Adding new blogs to my regular reading list works the same way for me. For example, I’ve seen Shelley Powers mention Loren Webster’s blog on numerous occasions—but, suffering from blog overload, I’ve not explored his site. But today, Torill Mortensen mentioned it, as well. I think of Torill and Shelley as moving in very different blog circles, so an overlap there jumps out at me. I wasn’t much surprised, then, to find how much I enjoyed Loren’s blog.

How is this related to the Friendster/LinkedIn issue? Well, that same process is a key part of why I prefer Friendster to LinkedIn. In Friendster, I can look at a “friend of a friend” and immediately see all the paths that lead from me to that person. If they all seem to go through the same general set of people—a social circle I think of as cohesive—I don’t pay nearly as much attention as if there are a number of different paths through people I wouldn’t necessarily group together. That tells me there are probably multiple shared interests between me and the other person, and makes me more likely to want to find out more about them—maybe personally, maybe professionally.

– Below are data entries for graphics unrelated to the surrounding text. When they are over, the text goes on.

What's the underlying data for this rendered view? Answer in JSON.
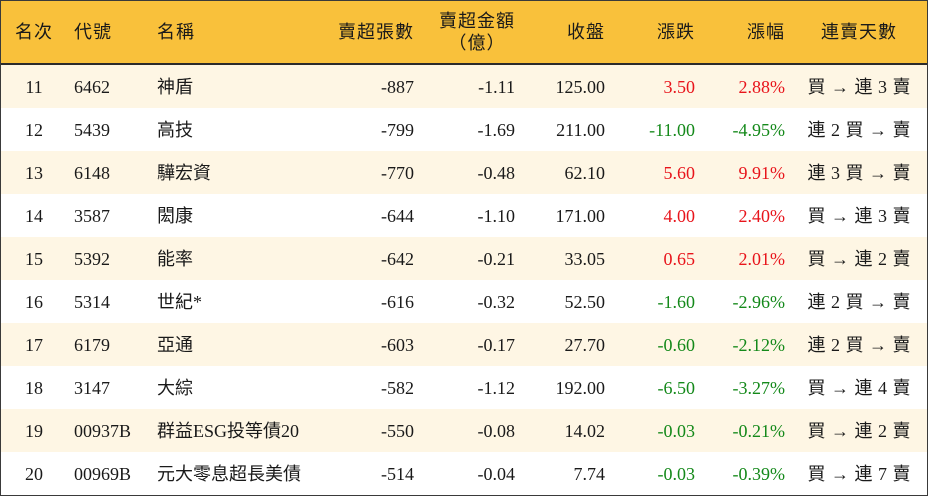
{
  "colors": {
    "header_bg": "#F9C13B",
    "row_alt_bg": "#FEF6E4",
    "rise": "#E8141B",
    "fall": "#14891A",
    "text": "#1A1A1A"
  },
  "header": {
    "columns": [
      {
        "label": "名次"
      },
      {
        "label": "代號"
      },
      {
        "label": "名稱"
      },
      {
        "label": "賣超張數"
      },
      {
        "label": "賣超金額",
        "sub": "（億）"
      },
      {
        "label": "收盤"
      },
      {
        "label": "漲跌"
      },
      {
        "label": "漲幅"
      },
      {
        "label": "連賣天數"
      }
    ]
  },
  "rows": [
    {
      "rank": "11",
      "code": "6462",
      "name": "神盾",
      "net_sell_lots": "-887",
      "net_sell_amount": "-1.11",
      "close": "125.00",
      "change": "3.50",
      "change_pct": "2.88%",
      "streak": "買 → 連 3 賣"
    },
    {
      "rank": "12",
      "code": "5439",
      "name": "高技",
      "net_sell_lots": "-799",
      "net_sell_amount": "-1.69",
      "close": "211.00",
      "change": "-11.00",
      "change_pct": "-4.95%",
      "streak": "連 2 買 → 賣"
    },
    {
      "rank": "13",
      "code": "6148",
      "name": "驊宏資",
      "net_sell_lots": "-770",
      "net_sell_amount": "-0.48",
      "close": "62.10",
      "change": "5.60",
      "change_pct": "9.91%",
      "streak": "連 3 買 → 賣"
    },
    {
      "rank": "14",
      "code": "3587",
      "name": "閎康",
      "net_sell_lots": "-644",
      "net_sell_amount": "-1.10",
      "close": "171.00",
      "change": "4.00",
      "change_pct": "2.40%",
      "streak": "買 → 連 3 賣"
    },
    {
      "rank": "15",
      "code": "5392",
      "name": "能率",
      "net_sell_lots": "-642",
      "net_sell_amount": "-0.21",
      "close": "33.05",
      "change": "0.65",
      "change_pct": "2.01%",
      "streak": "買 → 連 2 賣"
    },
    {
      "rank": "16",
      "code": "5314",
      "name": "世紀*",
      "net_sell_lots": "-616",
      "net_sell_amount": "-0.32",
      "close": "52.50",
      "change": "-1.60",
      "change_pct": "-2.96%",
      "streak": "連 2 買 → 賣"
    },
    {
      "rank": "17",
      "code": "6179",
      "name": "亞通",
      "net_sell_lots": "-603",
      "net_sell_amount": "-0.17",
      "close": "27.70",
      "change": "-0.60",
      "change_pct": "-2.12%",
      "streak": "連 2 買 → 賣"
    },
    {
      "rank": "18",
      "code": "3147",
      "name": "大綜",
      "net_sell_lots": "-582",
      "net_sell_amount": "-1.12",
      "close": "192.00",
      "change": "-6.50",
      "change_pct": "-3.27%",
      "streak": "買 → 連 4 賣"
    },
    {
      "rank": "19",
      "code": "00937B",
      "name": "群益ESG投等債20",
      "net_sell_lots": "-550",
      "net_sell_amount": "-0.08",
      "close": "14.02",
      "change": "-0.03",
      "change_pct": "-0.21%",
      "streak": "買 → 連 2 賣"
    },
    {
      "rank": "20",
      "code": "00969B",
      "name": "元大零息超長美債",
      "net_sell_lots": "-514",
      "net_sell_amount": "-0.04",
      "close": "7.74",
      "change": "-0.03",
      "change_pct": "-0.39%",
      "streak": "買 → 連 7 賣"
    }
  ]
}
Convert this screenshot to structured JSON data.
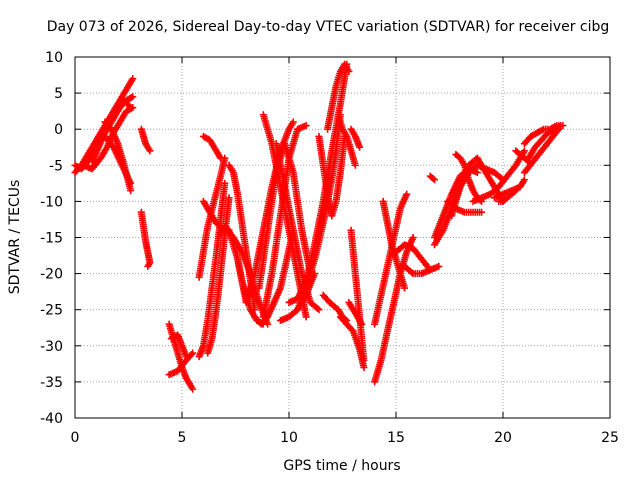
{
  "chart_data": {
    "type": "scatter",
    "title": "Day 073 of 2026, Sidereal Day-to-day VTEC variation (SDTVAR) for receiver cibg",
    "xlabel": "GPS time / hours",
    "ylabel": "SDTVAR / TECUs",
    "xlim": [
      0,
      25
    ],
    "ylim": [
      -40,
      10
    ],
    "xticks": [
      0,
      5,
      10,
      15,
      20,
      25
    ],
    "yticks": [
      -40,
      -35,
      -30,
      -25,
      -20,
      -15,
      -10,
      -5,
      0,
      5,
      10
    ],
    "grid": true,
    "marker": "plus",
    "color": "#ff0000",
    "series": [
      {
        "name": "s1",
        "x": [
          0.0,
          0.3,
          0.6,
          0.9,
          1.2,
          1.5,
          1.8,
          2.1,
          2.4,
          2.7
        ],
        "y": [
          -6.0,
          -5.0,
          -3.5,
          -2.0,
          -0.5,
          1.0,
          2.5,
          4.0,
          5.5,
          7.0
        ]
      },
      {
        "name": "s2",
        "x": [
          0.0,
          0.3,
          0.6,
          0.9,
          1.2,
          1.5,
          1.8,
          2.1,
          2.4,
          2.7
        ],
        "y": [
          -5.0,
          -5.5,
          -4.5,
          -3.0,
          -1.5,
          0.0,
          1.5,
          3.0,
          4.0,
          4.5
        ]
      },
      {
        "name": "s3",
        "x": [
          0.8,
          1.1,
          1.4,
          1.7,
          2.0,
          2.3,
          2.6
        ],
        "y": [
          -4.5,
          -2.5,
          -0.5,
          1.5,
          3.0,
          4.0,
          3.0
        ]
      },
      {
        "name": "s4",
        "x": [
          0.4,
          0.8,
          1.2,
          1.5,
          1.8,
          2.1,
          2.4,
          2.7
        ],
        "y": [
          -5.0,
          -5.5,
          -4.0,
          -2.5,
          -0.5,
          1.0,
          2.5,
          3.0
        ]
      },
      {
        "name": "s5",
        "x": [
          1.4,
          1.7,
          2.0,
          2.3,
          2.6
        ],
        "y": [
          1.0,
          0.0,
          -2.0,
          -5.0,
          -8.5
        ]
      },
      {
        "name": "s6",
        "x": [
          1.0,
          1.4,
          1.8,
          2.2,
          2.6
        ],
        "y": [
          -2.0,
          -1.0,
          -2.5,
          -5.0,
          -7.5
        ]
      },
      {
        "name": "s7",
        "x": [
          3.1,
          3.2,
          3.3,
          3.4,
          3.5
        ],
        "y": [
          0.0,
          -1.0,
          -2.0,
          -2.5,
          -3.0
        ]
      },
      {
        "name": "s8",
        "x": [
          3.1,
          3.2,
          3.3,
          3.4,
          3.5,
          3.4
        ],
        "y": [
          -11.5,
          -13.5,
          -15.5,
          -17.0,
          -18.5,
          -19.0
        ]
      },
      {
        "name": "s9",
        "x": [
          4.4,
          4.6,
          4.8,
          5.0,
          5.2,
          5.5
        ],
        "y": [
          -27.0,
          -29.0,
          -31.0,
          -33.0,
          -34.5,
          -36.0
        ]
      },
      {
        "name": "s10",
        "x": [
          4.4,
          4.8,
          5.2,
          5.5
        ],
        "y": [
          -34.0,
          -33.5,
          -32.0,
          -31.0
        ]
      },
      {
        "name": "s11",
        "x": [
          4.5,
          4.8,
          5.0,
          5.2
        ],
        "y": [
          -29.0,
          -28.5,
          -30.0,
          -31.5
        ]
      },
      {
        "name": "s12",
        "x": [
          5.8,
          6.0,
          6.2,
          6.4,
          6.6,
          6.8,
          7.0
        ],
        "y": [
          -31.5,
          -30.0,
          -26.5,
          -22.0,
          -17.5,
          -12.5,
          -7.5
        ]
      },
      {
        "name": "s13",
        "x": [
          6.2,
          6.4,
          6.6,
          6.8,
          7.0,
          7.2
        ],
        "y": [
          -31.0,
          -29.0,
          -25.0,
          -20.0,
          -14.5,
          -9.5
        ]
      },
      {
        "name": "s14",
        "x": [
          6.0,
          6.2,
          6.4,
          6.6,
          6.8
        ],
        "y": [
          -10.0,
          -11.0,
          -12.0,
          -13.0,
          -13.5
        ]
      },
      {
        "name": "s15",
        "x": [
          5.8,
          6.0,
          6.2,
          6.5,
          6.8,
          7.0
        ],
        "y": [
          -20.5,
          -17.0,
          -13.5,
          -10.0,
          -6.5,
          -4.0
        ]
      },
      {
        "name": "s16",
        "x": [
          6.0,
          6.3,
          6.6,
          6.8
        ],
        "y": [
          -1.0,
          -1.5,
          -3.0,
          -4.0
        ]
      },
      {
        "name": "s17",
        "x": [
          6.8,
          7.0,
          7.2,
          7.4,
          7.6,
          7.8,
          8.0
        ],
        "y": [
          -14.5,
          -13.5,
          -14.0,
          -16.0,
          -18.0,
          -21.0,
          -24.0
        ]
      },
      {
        "name": "s18",
        "x": [
          7.0,
          7.4,
          7.8,
          8.2,
          8.6,
          9.0
        ],
        "y": [
          -13.5,
          -15.0,
          -17.0,
          -20.0,
          -24.0,
          -27.0
        ]
      },
      {
        "name": "s19",
        "x": [
          7.2,
          7.4,
          7.6,
          7.8,
          8.0,
          8.2,
          8.4
        ],
        "y": [
          -5.0,
          -6.0,
          -9.0,
          -13.0,
          -17.0,
          -21.0,
          -25.0
        ]
      },
      {
        "name": "s20",
        "x": [
          7.6,
          7.8,
          8.0,
          8.2,
          8.5,
          8.8
        ],
        "y": [
          -18.0,
          -21.0,
          -23.0,
          -25.0,
          -26.5,
          -27.0
        ]
      },
      {
        "name": "s21",
        "x": [
          8.4,
          8.7,
          9.0,
          9.3,
          9.6,
          9.9,
          10.2
        ],
        "y": [
          -26.0,
          -27.0,
          -26.0,
          -24.0,
          -22.0,
          -18.0,
          -14.0
        ]
      },
      {
        "name": "s22",
        "x": [
          8.0,
          8.4,
          8.8,
          9.2,
          9.6,
          10.0,
          10.2
        ],
        "y": [
          -24.0,
          -20.0,
          -14.0,
          -8.0,
          -3.0,
          0.0,
          1.0
        ]
      },
      {
        "name": "s23",
        "x": [
          8.6,
          9.0,
          9.4,
          9.8,
          10.2,
          10.6,
          11.0
        ],
        "y": [
          -22.0,
          -14.0,
          -6.0,
          -2.0,
          -6.0,
          -14.0,
          -20.0
        ]
      },
      {
        "name": "s24",
        "x": [
          8.8,
          9.2,
          9.6,
          10.0,
          10.4,
          10.8
        ],
        "y": [
          -26.0,
          -20.0,
          -12.0,
          -4.0,
          0.0,
          0.5
        ]
      },
      {
        "name": "s25",
        "x": [
          8.8,
          9.2,
          9.6,
          10.0,
          10.4,
          10.8
        ],
        "y": [
          2.0,
          -2.0,
          -8.0,
          -14.0,
          -20.0,
          -26.0
        ]
      },
      {
        "name": "s26",
        "x": [
          9.4,
          9.8,
          10.2,
          10.6,
          11.0,
          11.4
        ],
        "y": [
          -2.0,
          -8.0,
          -14.0,
          -20.0,
          -24.0,
          -25.0
        ]
      },
      {
        "name": "s27",
        "x": [
          9.6,
          10.0,
          10.4,
          10.8,
          11.2
        ],
        "y": [
          -26.5,
          -26.0,
          -25.0,
          -23.0,
          -20.0
        ]
      },
      {
        "name": "s28",
        "x": [
          10.0,
          10.4,
          10.8,
          11.2,
          11.6,
          12.0,
          12.4,
          12.7
        ],
        "y": [
          -24.0,
          -23.5,
          -21.0,
          -16.0,
          -10.0,
          -3.0,
          3.5,
          9.0
        ]
      },
      {
        "name": "s29",
        "x": [
          10.4,
          10.8,
          11.2,
          11.6,
          12.0,
          12.2,
          12.4
        ],
        "y": [
          -25.0,
          -22.0,
          -18.0,
          -13.0,
          -7.0,
          -3.0,
          2.0
        ]
      },
      {
        "name": "s30",
        "x": [
          11.4,
          11.6,
          11.8,
          12.0,
          12.2,
          12.4,
          12.6
        ],
        "y": [
          -1.0,
          -5.0,
          -9.0,
          -12.0,
          -10.0,
          -6.0,
          -1.0
        ]
      },
      {
        "name": "s31",
        "x": [
          11.6,
          11.9,
          12.1,
          12.3,
          12.5,
          12.7
        ],
        "y": [
          -23.0,
          -24.0,
          -24.5,
          -25.0,
          -26.0,
          -26.5
        ]
      },
      {
        "name": "s32",
        "x": [
          11.8,
          12.0,
          12.2,
          12.4,
          12.6,
          12.8
        ],
        "y": [
          0.0,
          3.0,
          6.0,
          8.0,
          9.0,
          8.0
        ]
      },
      {
        "name": "s33",
        "x": [
          12.3,
          12.5,
          12.7,
          12.9,
          13.1
        ],
        "y": [
          2.0,
          0.0,
          -1.0,
          -3.0,
          -5.0
        ]
      },
      {
        "name": "s34",
        "x": [
          12.4,
          12.7,
          13.0,
          13.3,
          13.5
        ],
        "y": [
          -26.0,
          -27.0,
          -28.0,
          -30.5,
          -33.0
        ]
      },
      {
        "name": "s35",
        "x": [
          12.9,
          13.0,
          13.1,
          13.2,
          13.3,
          13.4,
          13.5
        ],
        "y": [
          -14.0,
          -17.0,
          -20.0,
          -23.0,
          -26.0,
          -29.0,
          -32.0
        ]
      },
      {
        "name": "s36",
        "x": [
          12.8,
          13.0,
          13.2,
          13.4
        ],
        "y": [
          -24.0,
          -25.0,
          -26.0,
          -27.0
        ]
      },
      {
        "name": "s37",
        "x": [
          12.9,
          13.1,
          13.3
        ],
        "y": [
          0.0,
          -1.0,
          -2.5
        ]
      },
      {
        "name": "s38",
        "x": [
          14.0,
          14.3,
          14.6,
          14.9,
          15.2,
          15.5,
          15.8
        ],
        "y": [
          -35.0,
          -32.0,
          -28.0,
          -24.0,
          -20.0,
          -17.0,
          -15.0
        ]
      },
      {
        "name": "s39",
        "x": [
          14.0,
          14.3,
          14.6,
          14.9,
          15.2,
          15.5
        ],
        "y": [
          -27.0,
          -23.0,
          -19.0,
          -15.0,
          -11.0,
          -9.0
        ]
      },
      {
        "name": "s40",
        "x": [
          14.4,
          14.6,
          14.8,
          15.0,
          15.2,
          15.4
        ],
        "y": [
          -10.0,
          -13.0,
          -16.0,
          -18.0,
          -20.0,
          -22.0
        ]
      },
      {
        "name": "s41",
        "x": [
          15.0,
          15.4,
          15.8,
          16.2,
          16.6,
          17.0
        ],
        "y": [
          -17.0,
          -16.0,
          -16.5,
          -18.0,
          -19.5,
          -19.0
        ]
      },
      {
        "name": "s42",
        "x": [
          15.4,
          15.8,
          16.2,
          16.6
        ],
        "y": [
          -19.0,
          -20.0,
          -20.0,
          -19.5
        ]
      },
      {
        "name": "s43",
        "x": [
          16.6,
          16.8
        ],
        "y": [
          -6.5,
          -7.0
        ]
      },
      {
        "name": "s44",
        "x": [
          16.8,
          17.2,
          17.6,
          18.0,
          18.4,
          18.8,
          19.2,
          19.6,
          20.0
        ],
        "y": [
          -16.0,
          -14.0,
          -11.0,
          -8.0,
          -6.0,
          -5.0,
          -5.5,
          -6.0,
          -7.0
        ]
      },
      {
        "name": "s45",
        "x": [
          16.8,
          17.2,
          17.6,
          18.0,
          18.4,
          18.8
        ],
        "y": [
          -15.0,
          -12.0,
          -9.0,
          -6.5,
          -5.5,
          -6.0
        ]
      },
      {
        "name": "s46",
        "x": [
          17.4,
          17.8,
          18.2,
          18.6,
          19.0
        ],
        "y": [
          -10.0,
          -11.0,
          -11.5,
          -11.5,
          -11.5
        ]
      },
      {
        "name": "s47",
        "x": [
          17.6,
          18.0,
          18.4,
          18.8,
          19.2,
          19.6,
          20.0
        ],
        "y": [
          -12.0,
          -8.0,
          -5.0,
          -4.0,
          -6.0,
          -8.0,
          -10.0
        ]
      },
      {
        "name": "s48",
        "x": [
          17.8,
          18.0,
          18.2,
          18.4,
          18.6,
          18.8,
          19.0
        ],
        "y": [
          -3.5,
          -4.0,
          -5.0,
          -7.0,
          -8.5,
          -9.5,
          -10.0
        ]
      },
      {
        "name": "s49",
        "x": [
          18.6,
          19.0,
          19.4,
          19.8,
          20.2,
          20.6,
          21.0
        ],
        "y": [
          -10.0,
          -9.5,
          -9.0,
          -8.0,
          -6.5,
          -5.0,
          -3.0
        ]
      },
      {
        "name": "s50",
        "x": [
          19.6,
          20.0,
          20.4,
          20.8,
          21.0
        ],
        "y": [
          -9.5,
          -9.0,
          -8.5,
          -8.0,
          -7.0
        ]
      },
      {
        "name": "s51",
        "x": [
          19.8,
          20.0,
          20.2,
          20.4,
          20.6
        ],
        "y": [
          -10.0,
          -10.0,
          -9.5,
          -9.0,
          -8.5
        ]
      },
      {
        "name": "s52",
        "x": [
          20.6,
          20.8,
          21.0,
          21.2
        ],
        "y": [
          -3.0,
          -3.5,
          -4.0,
          -4.5
        ]
      },
      {
        "name": "s53",
        "x": [
          21.0,
          21.4,
          21.8,
          22.2,
          22.6
        ],
        "y": [
          -6.0,
          -4.5,
          -3.0,
          -1.5,
          0.0
        ]
      },
      {
        "name": "s54",
        "x": [
          21.2,
          21.5,
          21.8,
          22.1,
          22.4,
          22.7
        ],
        "y": [
          -4.0,
          -2.5,
          -1.5,
          -0.5,
          0.0,
          0.5
        ]
      },
      {
        "name": "s55",
        "x": [
          21.0,
          21.3,
          21.6,
          21.9,
          22.2,
          22.5,
          22.8
        ],
        "y": [
          -2.0,
          -1.0,
          -0.5,
          0.0,
          0.0,
          0.5,
          0.5
        ]
      }
    ]
  }
}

LinkedIn doesn’t allow me to explore in this way, to browse the paths between me and someone else, to start to see emergent patterns in my own connections and the connections between people I know. In Joi Ito’s wiki page on LinkedIn, Reid Hoffman says that’s a deliberate design decision, and I respect his reasons for making that decision. But at the end of the day, it makes LinkedIn much less attractive to me than Friendster. LinkedIn is very task-oriented—“connect me to person X so I can ask for money/a job/information immediately.” But in most cases, I’d rather take a more oblique approach to a connection.

So the answer to my question ends up being that I’d pay for the ability to browse and search my network on a regular basis, to see connections and understand them, to find out where a particular person fits into the web of my interconnections. I won’t pay for introductions, particularly when they’re handled in a way that’s as stripped of context as LinkedIn requires them to be. It’s not the outcomes I’m interested in…it’s the process.

In a recent conversation I had with Stewart Butterfield (via IM, of course…), he argued that a user’s interest in seeing those connections would be short term; once you’d seen it, you’d be done, and wouldn’t want to pay for it on an ongoing basis. But for some of us, I don’t think that’s true. Some people will sit for hours in front of the Weather Channel, and others will spend money for discs with topographic maps and then navigate through the virtual space endlessly. Similarly, some of us will always be fascinated by the way we fit into social mappings of the world. Are there enough of us to support these services? That’s the real question. I hope the answer is yes.